For example, if we wanted to conduct an analysis with a new piece of software, it wasn't enough to run the software: we needed to be able to explain the theory behind it (basically, to be able to rewrite the tool).

From that standpoint, I think that even if you keep with #2, you might benefit from taking steps to gain the understanding from #1. It will help you understand the models' real advantages and disadvantages to help you decide how to incorporate them in #2.


👤 itake
Both are tough.

1/ There aren't many jobs in this space. There are still far more companies (and roles) that need 'full-stack development' than those focused on 'AI/LLM internals.' With low demand for AI internals and a high supply of talent—many people have earned data science certificates in AI hoping to land lucrative jobs at OpenAI, Anthropic, etc.—the bar for accessing these few roles is very high.

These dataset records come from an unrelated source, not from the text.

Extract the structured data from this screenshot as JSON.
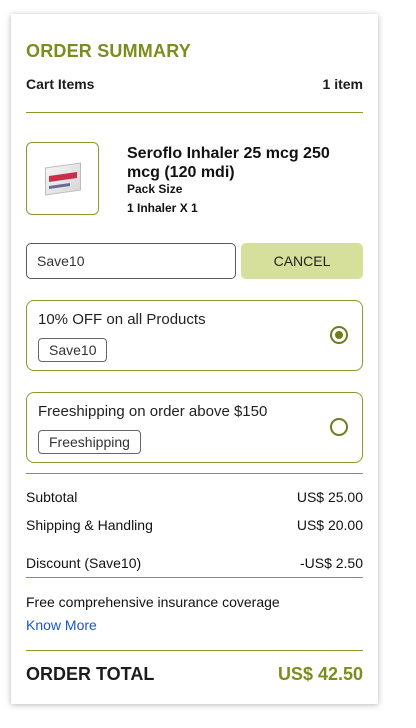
{
  "summary": {
    "title": "ORDER SUMMARY",
    "cart_label": "Cart Items",
    "cart_count": "1 item"
  },
  "product": {
    "name": "Seroflo Inhaler 25 mcg 250 mcg (120 mdi)",
    "pack_size_label": "Pack Size",
    "pack_size_value": "1 Inhaler X 1",
    "image_icon": "inhaler-box-icon"
  },
  "coupon": {
    "input_value": "Save10",
    "cancel_label": "CANCEL"
  },
  "offers": [
    {
      "text": "10% OFF on all Products",
      "code": "Save10",
      "selected": true
    },
    {
      "text": "Freeshipping on order above $150",
      "code": "Freeshipping",
      "selected": false
    }
  ],
  "totals": {
    "subtotal_label": "Subtotal",
    "subtotal_value": "US$ 25.00",
    "shipping_label": "Shipping & Handling",
    "shipping_value": "US$ 20.00",
    "discount_label": "Discount (Save10)",
    "discount_value": "-US$ 2.50",
    "insurance_text": "Free comprehensive insurance coverage",
    "know_more": "Know More",
    "order_total_label": "ORDER TOTAL",
    "order_total_value": "US$ 42.50"
  },
  "colors": {
    "accent": "#7d8c1e",
    "cancel_bg": "#d6e09a",
    "link": "#1a56c9"
  }
}
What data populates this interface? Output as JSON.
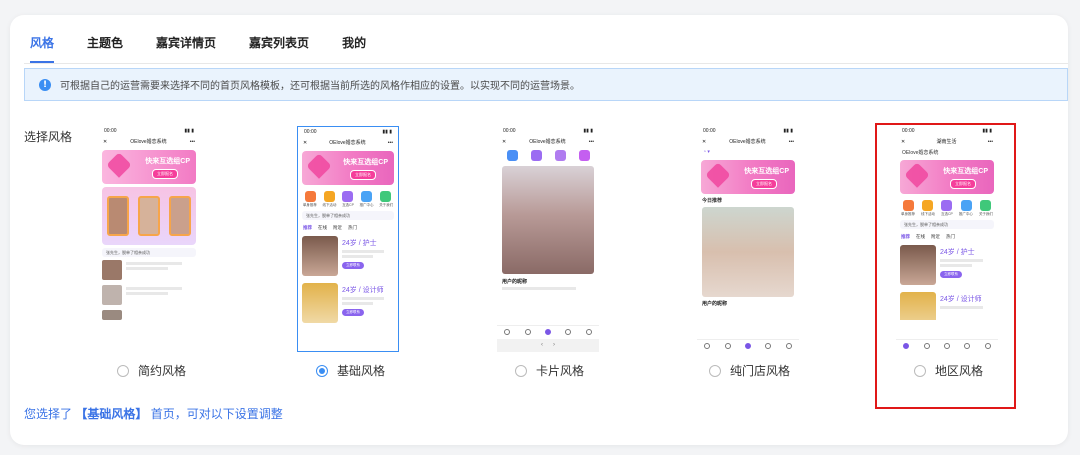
{
  "tabs": [
    {
      "label": "风格",
      "active": true
    },
    {
      "label": "主题色",
      "active": false
    },
    {
      "label": "嘉宾详情页",
      "active": false
    },
    {
      "label": "嘉宾列表页",
      "active": false
    },
    {
      "label": "我的",
      "active": false
    }
  ],
  "notice": {
    "icon": "info-icon",
    "text": "可根据自己的运营需要来选择不同的首页风格模板，还可根据当前所选的风格作相应的设置。以实现不同的运营场景。"
  },
  "select_label": "选择风格",
  "styles": [
    {
      "label": "简约风格",
      "selected": false
    },
    {
      "label": "基础风格",
      "selected": true
    },
    {
      "label": "卡片风格",
      "selected": false
    },
    {
      "label": "纯门店风格",
      "selected": false
    },
    {
      "label": "地区风格",
      "selected": false
    }
  ],
  "preview": {
    "time": "00:00",
    "app_title": "OElove婚恋系统",
    "region_title": "湖南生活",
    "banner_text": "快来互选组CP",
    "banner_button": "立即报名",
    "icons": [
      "单身推荐",
      "线下活动",
      "互选CP",
      "推广中心",
      "关于我们"
    ],
    "notice_text": "张先生，脱单了相亲成功",
    "subtabs": [
      "推荐",
      "在线",
      "附近",
      "热门"
    ],
    "profile1_name": "24岁 / 护士",
    "profile2_name": "24岁 / 设计师",
    "profile_button": "立即联系",
    "card_caption": "用户的昵称",
    "today_label": "今日推荐"
  },
  "summary": {
    "prefix": "您选择了",
    "style": "【基础风格】",
    "suffix": "首页，可对以下设置调整"
  },
  "colors": {
    "accent": "#3a73e6",
    "highlight_box": "#e01818",
    "purple": "#7a56e6"
  }
}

2/ The risk here is AI makes everyone good at full-stack. This means more competition for roles, less demand for roles (now 1 in-experienced engineer with AI, can output 1.5x the code an experience Senior engineer could do in 2020).

In the short/medium term, 2/ has the best risk/reward function. But 1/ is more future proof.

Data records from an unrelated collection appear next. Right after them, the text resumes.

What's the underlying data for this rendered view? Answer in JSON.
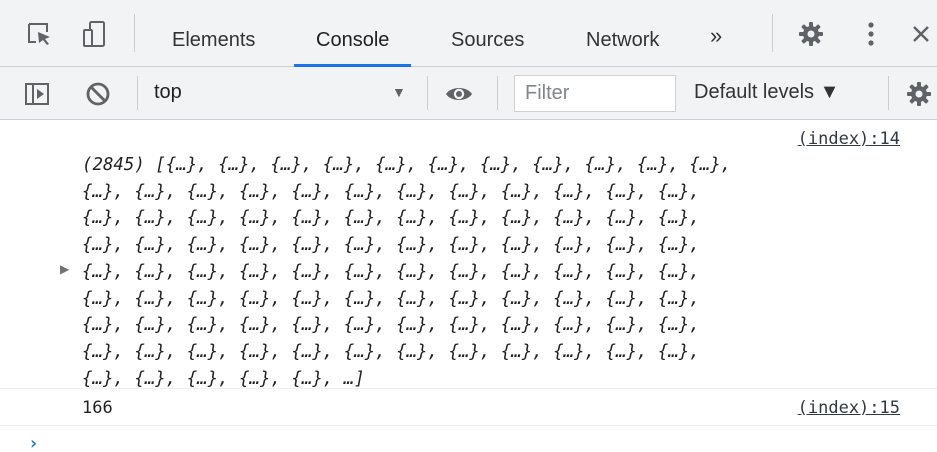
{
  "tabbar": {
    "tabs": [
      {
        "label": "Elements"
      },
      {
        "label": "Console"
      },
      {
        "label": "Sources"
      },
      {
        "label": "Network"
      }
    ],
    "more_tabs_label": "»",
    "active_tab": "Console"
  },
  "toolbar": {
    "context_label": "top",
    "filter_placeholder": "Filter",
    "levels_label": "Default levels ▼"
  },
  "console": {
    "messages": [
      {
        "source": "(index):14",
        "lines": [
          "(2845) [{…}, {…}, {…}, {…}, {…}, {…}, {…}, {…}, {…}, {…}, {…},",
          "{…}, {…}, {…}, {…}, {…}, {…}, {…}, {…}, {…}, {…}, {…}, {…},",
          "{…}, {…}, {…}, {…}, {…}, {…}, {…}, {…}, {…}, {…}, {…}, {…},",
          "{…}, {…}, {…}, {…}, {…}, {…}, {…}, {…}, {…}, {…}, {…}, {…},",
          "{…}, {…}, {…}, {…}, {…}, {…}, {…}, {…}, {…}, {…}, {…}, {…},",
          "{…}, {…}, {…}, {…}, {…}, {…}, {…}, {…}, {…}, {…}, {…}, {…},",
          "{…}, {…}, {…}, {…}, {…}, {…}, {…}, {…}, {…}, {…}, {…}, {…},",
          "{…}, {…}, {…}, {…}, {…}, {…}, {…}, {…}, {…}, {…}, {…}, {…},",
          "{…}, {…}, {…}, {…}, {…}, …]"
        ]
      },
      {
        "value": "166",
        "source": "(index):15"
      }
    ],
    "prompt_symbol": "›"
  },
  "colors": {
    "accent": "#1a73e8",
    "toolbar_bg": "#f1f3f4",
    "border": "#cacdd1"
  },
  "icons": {
    "tabbar": [
      "inspect-element-icon",
      "device-toolbar-icon",
      "settings-gear-icon",
      "more-vertical-icon",
      "close-icon"
    ],
    "toolbar": [
      "sidebar-toggle-icon",
      "clear-console-icon",
      "eye-icon",
      "settings-gear-icon"
    ]
  }
}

Another important question is where are you in your career? If you're 45 years old, I'd encourage you to switch into leadership roles for 2/. This wont be replaced by AI. If you're early in your career, it could make more sense to switch.


👤 JackDanMeier
From my prespective it's a bubble, very similar to the dot com bubble. All businesses are integrating it into everything, often where it's unnecessary or just confusing.

But I believe that the value will come after the bubble is burst, and the companies which truly create value will survive, same as with webpages after the dot com bubble.


👤 Jabrov
My recommendation would be to use them as a tool to build applications. There's much more potential there, and it will be easier to get started as an engineer.

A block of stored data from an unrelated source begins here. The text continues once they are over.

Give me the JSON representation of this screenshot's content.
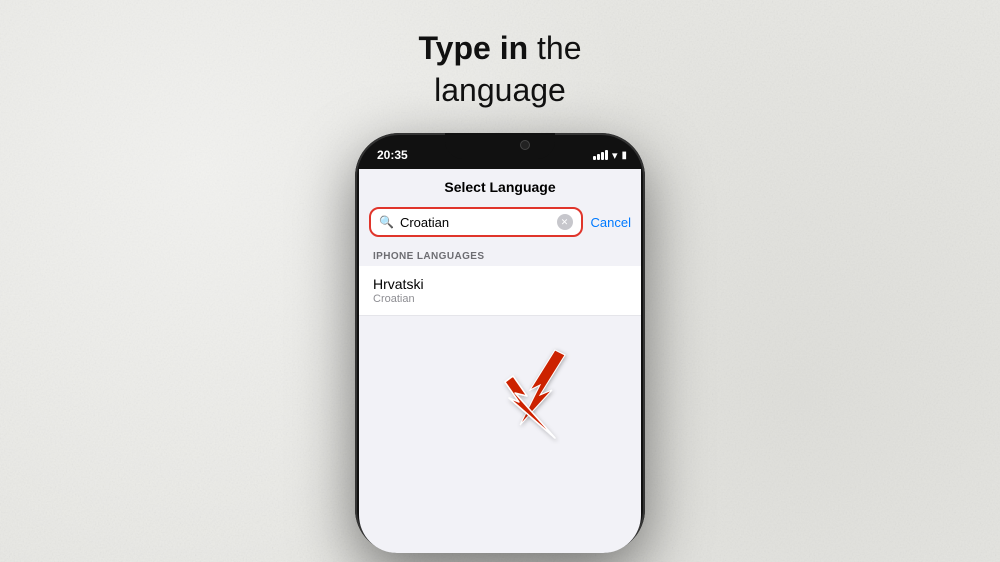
{
  "heading": {
    "part1": "Type in",
    "part2": " the",
    "line2": "language"
  },
  "status_bar": {
    "time": "20:35"
  },
  "modal": {
    "title": "Select Language",
    "search_value": "Croatian",
    "cancel_label": "Cancel",
    "section_header": "IPHONE LANGUAGES",
    "result_title": "Hrvatski",
    "result_subtitle": "Croatian"
  }
}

If you want to switch fields and work on LLM internals/fundamentals in a meaningful way, you'd probably want to become a research scientist at one of the big companies. This is pretty tough because that's almost always gated by a PhD requirement.


👤 bloppe
AI is a scientific discipline. Software development is an engineering discipline.

Do you like science? Then dive deep into LLMs. Be ready for science, though. It involves shooting a thousand shots in the dark until you discover something new. That's how science gets done. I respect it, but I personally don't love doing it.

Do you like engineering? That's when you approach a problem and can reason about a number of potential solutions, weigh the pros and cons of each, and pick one with the appropriate trade-offs. It's pretty different from science.


👤 rikroots
I posted a recent Show HN[1] detailing why I felt the need to understand the basics of what LLMs do, and how they do it. Even though I've no interest in building or directly training LLMs, I've learned the critical importance of preparing documentation for LLM training to try and stop AI models generating garbage code when working with my canvas library.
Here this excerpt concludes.